In June, when the original “Imagine No Religion” sign was posted, FfRF spokesman and Denver attorney Robert R. Tiernan declared, "We want the public to reflect on the billboard's message and imagine a world without the rancor and divisiveness of 2,000 different religions."
However, after being subjected to weeks of scorn and ridicule for launching their protest at the site of the Democratic convention, Tiernan has reversed course stating in a press release that, "We ask the delegates and the candidates of both the Democratic and Republican parties to keep this overriding principle [the so-called separation of church and state] in mind and to focus, not on religion, but on the many serious issues facing this great country."

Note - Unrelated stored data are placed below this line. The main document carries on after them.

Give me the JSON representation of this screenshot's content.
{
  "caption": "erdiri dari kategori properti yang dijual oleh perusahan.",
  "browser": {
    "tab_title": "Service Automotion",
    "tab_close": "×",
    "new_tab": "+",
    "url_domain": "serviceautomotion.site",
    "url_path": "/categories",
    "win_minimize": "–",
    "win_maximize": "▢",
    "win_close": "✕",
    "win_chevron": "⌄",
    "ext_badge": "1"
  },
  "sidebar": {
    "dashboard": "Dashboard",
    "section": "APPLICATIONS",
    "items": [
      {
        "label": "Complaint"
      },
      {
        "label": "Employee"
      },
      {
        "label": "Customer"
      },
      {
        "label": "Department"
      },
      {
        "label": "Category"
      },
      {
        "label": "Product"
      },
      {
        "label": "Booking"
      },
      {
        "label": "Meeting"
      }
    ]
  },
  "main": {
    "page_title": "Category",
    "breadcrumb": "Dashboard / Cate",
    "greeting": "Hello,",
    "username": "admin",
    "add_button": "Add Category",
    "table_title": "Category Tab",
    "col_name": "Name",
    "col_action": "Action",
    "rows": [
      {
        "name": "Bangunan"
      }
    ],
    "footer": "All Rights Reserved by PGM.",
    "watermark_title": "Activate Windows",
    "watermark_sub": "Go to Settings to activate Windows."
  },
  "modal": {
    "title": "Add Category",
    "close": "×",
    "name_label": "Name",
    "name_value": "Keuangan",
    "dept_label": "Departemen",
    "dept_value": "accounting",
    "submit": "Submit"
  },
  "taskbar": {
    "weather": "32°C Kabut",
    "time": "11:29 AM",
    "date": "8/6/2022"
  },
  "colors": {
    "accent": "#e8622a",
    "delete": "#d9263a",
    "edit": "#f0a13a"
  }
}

“Mr. Tiernan and his fellow atheists originally had no problem focusing on religion and demanding that American would be better off without Catholics, Jews, Buddhists or any other person of faith,” explains Nedd. “However, after the national media became interested in the story, and In God We Trust sent a letter to Barack Obama demanding he renounce this blatant attack on the Americans who believe in God, Mr. Tiernan no longer wants to ‘focus’ on religion.”
“Americans are sick and tired of being attacked by self-important elitists who spend their lives harassing and mocking religious people. America is finally pushing back against the anti-religious zealots,” Nedd says.